We were nicely treated in postpartum, but were very exhausted. Because of all the wrangling it was 1 AM before we were settled in that room and later before we were able to go to sleep. I slept poorly and we were very ready to go home the next morning. It was late morning before we were released. My discharge paperwork included information about grieving and postpartum depression. I noticed all of the baby-care parts had been carefully crossed out. Again I was put in a wheelchair and we headed for the discharge area. Andrew was again on my lap in his plastic container and the contrast between this discharge and my last discharge was ludicrous. That time my son had rolled down the hall while nursing, so well wrapped that no one knew. This time I had to fight tears the whole way to the car. I put Andrew in the back seat and got in the front. We pulled away from the hospital. I fell apart.
I cried all the way home. I ranted, I pleaded, I begged God for answers. Nothing was forthcoming. Father drove and held my hand. We got home and I was eventually persuaded to go to bed. Andrew was in the refrigerator.
We picked up the children the next day. That evening I took Andrew out of the saline and carefully put him on a little blanket. He had re-hydrated and looked almost better than when he had been born. We called the children in, the girls, then the boys. We allowed them to see him, hold him and touch him. We talked about what happened. We answered their questions. We let them cry. After they had gone to bed I got Andrew back out and held him. I took his picture next to the little icon of St. Andrew we had ordered. I had Father take my picture holding him. When the photo session was done, I sat in the rocking chair in our room and rocked and rocked him. I talked to him. I kissed him. Eventually I returned him to the saline and put him back in the refrigerator.

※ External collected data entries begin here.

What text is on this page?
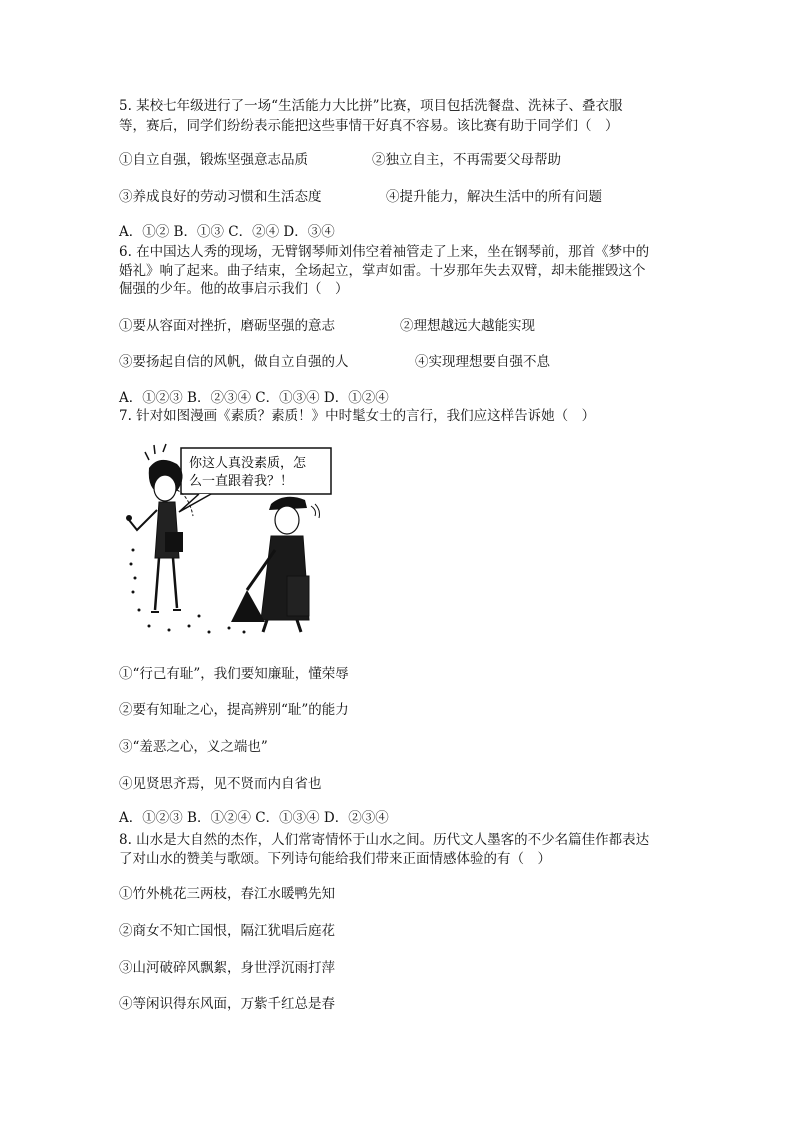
5. 某校七年级进行了一场“生活能力大比拼”比赛，项目包括洗餐盘、洗袜子、叠衣服
等，赛后，同学们纷纷表示能把这些事情干好真不容易。该比赛有助于同学们（　）
①自立自强，锻炼坚强意志品质	②独立自主，不再需要父母帮助
③养成良好的劳动习惯和生活态度	④提升能力，解决生活中的所有问题
A．①② B．①③ C．②④ D．③④
6. 在中国达人秀的现场，无臂钢琴师刘伟空着袖管走了上来，坐在钢琴前，那首《梦中的
婚礼》响了起来。曲子结束，全场起立，掌声如雷。十岁那年失去双臂，却未能摧毁这个
倔强的少年。他的故事启示我们（　）
①要从容面对挫折，磨砺坚强的意志	②理想越远大越能实现
③要扬起自信的风帆，做自立自强的人	④实现理想要自强不息
A．①②③ B．②③④ C．①③④ D．①②④
7. 针对如图漫画《素质？素质！》中时髦女士的言行，我们应这样告诉她（　）
你这人真没素质，怎
么一直跟着我？！
①“行己有耻”，我们要知廉耻，懂荣辱
②要有知耻之心，提高辨别“耻”的能力
③“羞恶之心，义之端也”
④见贤思齐焉，见不贤而内自省也
A．①②③ B．①②④ C．①③④ D．②③④
8. 山水是大自然的杰作，人们常寄情怀于山水之间。历代文人墨客的不少名篇佳作都表达
了对山水的赞美与歌颂。下列诗句能给我们带来正面情感体验的有（　）
①竹外桃花三两枝，春江水暖鸭先知
②商女不知亡国恨，隔江犹唱后庭花
③山河破碎风飘絮，身世浮沉雨打萍
④等闲识得东风面，万紫千红总是春
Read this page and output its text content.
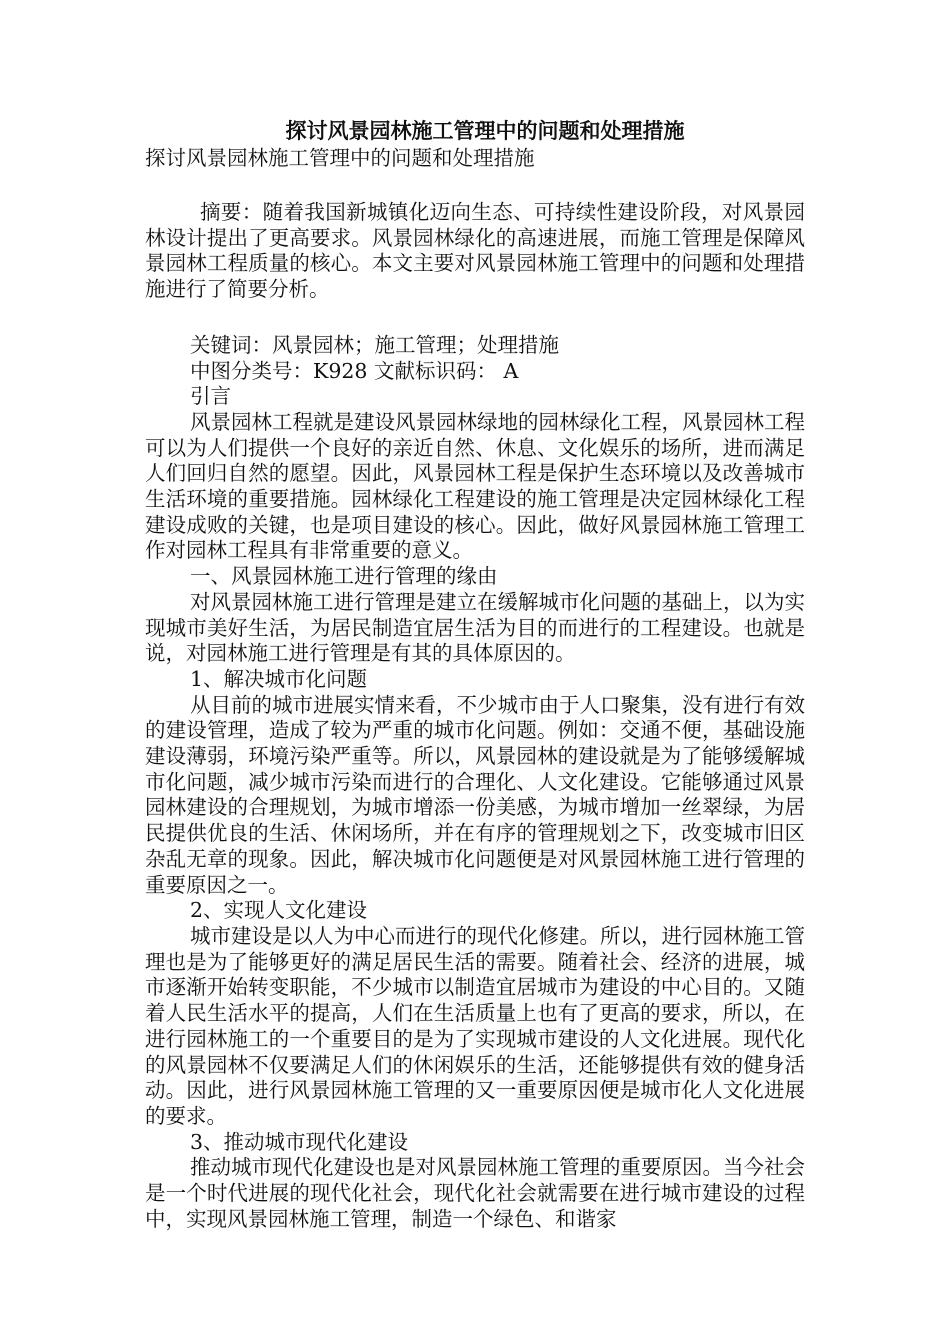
探讨风景园林施工管理中的问题和处理措施

探讨风景园林施工管理中的问题和处理措施

摘要：随着我国新城镇化迈向生态、可持续性建设阶段，对风景园林设计提出了更高要求。风景园林绿化的高速进展，而施工管理是保障风景园林工程质量的核心。本文主要对风景园林施工管理中的问题和处理措施进行了简要分析。

关键词：风景园林；施工管理；处理措施

中图分类号：K928 文献标识码： A

引言

风景园林工程就是建设风景园林绿地的园林绿化工程，风景园林工程可以为人们提供一个良好的亲近自然、休息、文化娱乐的场所，进而满足人们回归自然的愿望。因此，风景园林工程是保护生态环境以及改善城市生活环境的重要措施。园林绿化工程建设的施工管理是决定园林绿化工程建设成败的关键，也是项目建设的核心。因此，做好风景园林施工管理工作对园林工程具有非常重要的意义。

一、风景园林施工进行管理的缘由

对风景园林施工进行管理是建立在缓解城市化问题的基础上，以为实现城市美好生活，为居民制造宜居生活为目的而进行的工程建设。也就是说，对园林施工进行管理是有其的具体原因的。

1、解决城市化问题

从目前的城市进展实情来看，不少城市由于人口聚集，没有进行有效的建设管理，造成了较为严重的城市化问题。例如：交通不便，基础设施建设薄弱，环境污染严重等。所以，风景园林的建设就是为了能够缓解城市化问题，减少城市污染而进行的合理化、人文化建设。它能够通过风景园林建设的合理规划，为城市增添一份美感，为城市增加一丝翠绿，为居民提供优良的生活、休闲场所，并在有序的管理规划之下，改变城市旧区杂乱无章的现象。因此，解决城市化问题便是对风景园林施工进行管理的重要原因之一。

2、实现人文化建设

城市建设是以人为中心而进行的现代化修建。所以，进行园林施工管理也是为了能够更好的满足居民生活的需要。随着社会、经济的进展，城市逐渐开始转变职能，不少城市以制造宜居城市为建设的中心目的。又随着人民生活水平的提高，人们在生活质量上也有了更高的要求，所以，在进行园林施工的一个重要目的是为了实现城市建设的人文化进展。现代化的风景园林不仅要满足人们的休闲娱乐的生活，还能够提供有效的健身活动。因此，进行风景园林施工管理的又一重要原因便是城市化人文化进展的要求。

3、推动城市现代化建设

推动城市现代化建设也是对风景园林施工管理的重要原因。当今社会是一个时代进展的现代化社会，现代化社会就需要在进行城市建设的过程中，实现风景园林施工管理，制造一个绿色、和谐家
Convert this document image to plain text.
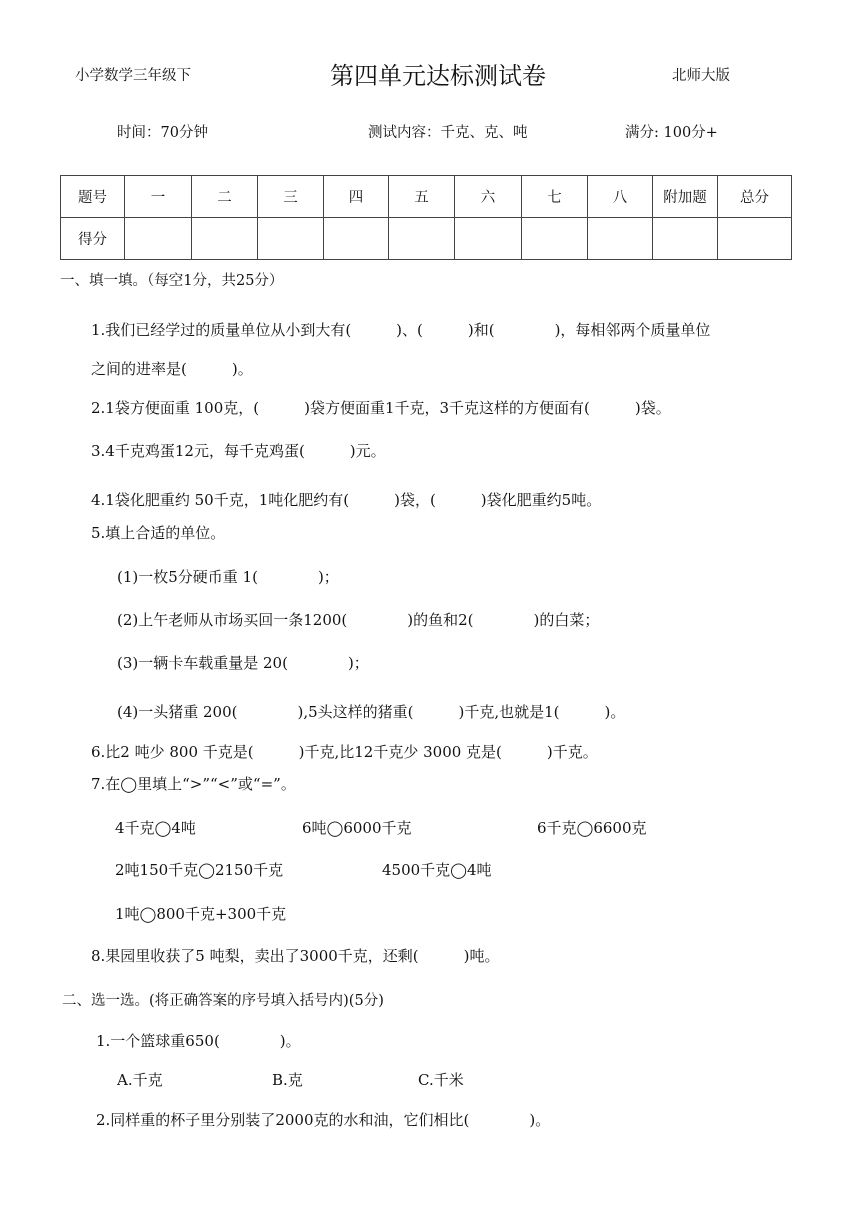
小学数学三年级下	第四单元达标测试卷	北师大版
时间：70分钟	测试内容：千克、克、吨	满分: 100分+
题号	一	二	三	四	五	六	七	八	附加题	总分
得分										
一、填一填。（每空1分，共25分）
1.我们已经学过的质量单位从小到大有(　　　)、(　　　)和(　　　　)，每相邻两个质量单位
之间的进率是(　　　)。
2.1袋方便面重 100克，(　　　)袋方便面重1千克，3千克这样的方便面有(　　　)袋。
3.4千克鸡蛋12元，每千克鸡蛋(　　　)元。
4.1袋化肥重约 50千克，1吨化肥约有(　　　)袋，(　　　)袋化肥重约5吨。
5.填上合适的单位。
(1)一枚5分硬币重 1(　　　　)；
(2)上午老师从市场买回一条1200(　　　　)的鱼和2(　　　　)的白菜；
(3)一辆卡车载重量是 20(　　　　)；
(4)一头猪重 200(　　　　),5头这样的猪重(　　　)千克,也就是1(　　　)。
6.比2 吨少 800 千克是(　　　)千克,比12千克少 3000 克是(　　　)千克。
7.在◯里填上“>”“<”或“=”。
4千克◯4吨	6吨◯6000千克	6千克◯6600克
2吨150千克◯2150千克	4500千克◯4吨
1吨◯800千克+300千克
8.果园里收获了5 吨梨，卖出了3000千克，还剩(　　　)吨。
二、选一选。(将正确答案的序号填入括号内)(5分)
1.一个篮球重650(　　　　)。
A.千克	B.克	C.千米
2.同样重的杯子里分别装了2000克的水和油，它们相比(　　　　)。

The next day was the burial. We did it in the afternoon after the oldest was out of school. I took Andrew out of the saline for the last time. I took more pictures of him. I put him in his casket, wrapped in his little white, ruffled blanket and took pictures of him there. The time came to go. I closed his casket and thought how wrong all of this was. So wrong.
We buried him next to Innocent. The wooden cross was made by the same kind man who made Innocent’s. A friend had provided some poinsettias and we had put one behind each cross. When we left we took them with us and brought them to the church. It was so hard to see the dirt fall upon his casket at the end and I had to turn away and hold onto the wire fence. When it was over, I walked over to the graves and sat down between them. I rested a hand on each grave and looked through the trees to watch the sunset.